The eight members of Wrecking Crew are rehearsing what may be their biggest show yet: A 10-day residency at Tokyo’s Zepp Blue Theater.

“We wanted to test our limits of expression,” says Yokoi of the production, which employs sophisticated projection mapping. “With Doodlin’, we go beyond street dance to create an entertainment spectacle. We’ve used projection mapping in our performances before, but we wanted to try something new in terms of integrating technology with street dance.”

Doodlin’ melds street dance with Japanese hi-tech, taking the integration of projection mapping with performance art to a new level. Working with visual director Takehito Suzuki and a pack of costume and stage designers, Wrecking Crew Orchestra employs what’s called a “see-through screen” that allows them to seamlessly blend the dancing and visuals.

Yokoi says the title Doodlin’ stands for graffiti. “The theme is based on childhood,” he offers. “Kids have a limitless imagination. For example, if you have kids draw a cat, but they don’t do a very good job, the cat’s ears may look like mountains. Then they draw a sky as background, and what was supposed to be a cat becomes a landscape. That’s the idea of Doodlin’—images transform before your eyes into something completely unexpected. When we become adults, our freedom of imagination gets hemmed in by social expectations and common sense. With Doodlin’, we want people to recall the freedom of their childhood. We hope to inspire people to open their minds.”

After decades as a dancer and stints representing Japan at overseas events, Yokoi speaks with the voice of someone who’s had time to consider the meaning of his life’s calling. “It has to be a conversation between the dancers and the audience,” he believes. “Dance isn’t just a tool to entertain—but also to tell a story.”

When they go abroad, Wrecking Crew find themselves in the intriguing position of representing Japan via an art form that began on the streets of the United States. “Street dance isn’t Japanese culture, so for us to represent it to Myanmar people was a bit strange,” he recalls forthrightly. “[The] Japanese first imitated American culture, but then we made it our own over time. So we tried to bring that to Myanmar. It was a powerful experience.”

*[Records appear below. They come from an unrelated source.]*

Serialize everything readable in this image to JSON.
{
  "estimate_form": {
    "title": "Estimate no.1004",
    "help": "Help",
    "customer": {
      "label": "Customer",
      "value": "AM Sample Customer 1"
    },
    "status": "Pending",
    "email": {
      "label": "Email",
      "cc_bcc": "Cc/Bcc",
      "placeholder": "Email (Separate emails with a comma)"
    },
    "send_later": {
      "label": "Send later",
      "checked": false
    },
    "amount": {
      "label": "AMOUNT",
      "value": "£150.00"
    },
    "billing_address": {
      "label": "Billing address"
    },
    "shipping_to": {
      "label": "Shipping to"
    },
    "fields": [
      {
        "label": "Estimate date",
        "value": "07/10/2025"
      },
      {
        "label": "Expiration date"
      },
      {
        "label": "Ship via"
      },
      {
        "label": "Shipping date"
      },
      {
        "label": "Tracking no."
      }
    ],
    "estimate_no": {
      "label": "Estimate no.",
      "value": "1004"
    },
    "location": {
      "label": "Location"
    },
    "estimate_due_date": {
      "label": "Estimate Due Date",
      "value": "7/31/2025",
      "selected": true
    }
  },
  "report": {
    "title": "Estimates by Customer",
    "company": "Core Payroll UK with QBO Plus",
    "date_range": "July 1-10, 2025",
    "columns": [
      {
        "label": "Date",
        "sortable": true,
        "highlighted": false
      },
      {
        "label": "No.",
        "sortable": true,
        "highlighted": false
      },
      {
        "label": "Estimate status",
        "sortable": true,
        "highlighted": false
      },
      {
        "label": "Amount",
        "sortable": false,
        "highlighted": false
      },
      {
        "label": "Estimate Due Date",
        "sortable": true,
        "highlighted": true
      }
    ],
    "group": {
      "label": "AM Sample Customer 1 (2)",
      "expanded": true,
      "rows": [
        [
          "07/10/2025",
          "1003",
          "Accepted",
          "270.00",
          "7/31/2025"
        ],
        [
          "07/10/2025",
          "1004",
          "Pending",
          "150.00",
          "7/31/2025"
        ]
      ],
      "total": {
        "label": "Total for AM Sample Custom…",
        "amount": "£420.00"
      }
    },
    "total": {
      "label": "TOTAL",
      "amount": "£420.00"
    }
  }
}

What makes Japanese street dance unique? “[The] Japanese are subtle,” he says, pondering a good answer. “And precise. We’re able to take advantage of that for performances that, for example, involve projection mapping. We try to bring those aspects of Japanese culture to street dance; and Japanese hi-tech—mixing that with street art.”

Rather than finding overseas habits strange, Yokoi says it’s the local response he finds odd upon returning to Japan. “Japanese people are very shy—they’re always checking other audience members out before they decide how to respond,” he responds. “Nearby Asian peoples are more open. So rather than finding other countries strange, when I get back, I find Japan different. I wish Japanese would learn how to enjoy themselves more easily, and not be so uptight.”

While amateur dance forms from salsa to ballroom to Jamaican-style twerking are wildly popular here, dance at the professional level is still a tiny community divided into factions from street dance to ballet to butoh.

Japan needs someone who can unite dance fans, and in Yokoi they may have the right person. Whether it’s in front of audiences in big Japanese cities, or on international tour, what comes through from Yokoi is that he enjoys being on stage at least as much as his fans take pleasure in watching him.

“It’s all I know,” he concludes. “I’ve been dancing professionally half my life. It’s also the area where I express myself best. And it provides a way to interact with people. I even met my wife through dance—and the members of Wrecking Crew, too. More than art, for us dance is a communication tool.”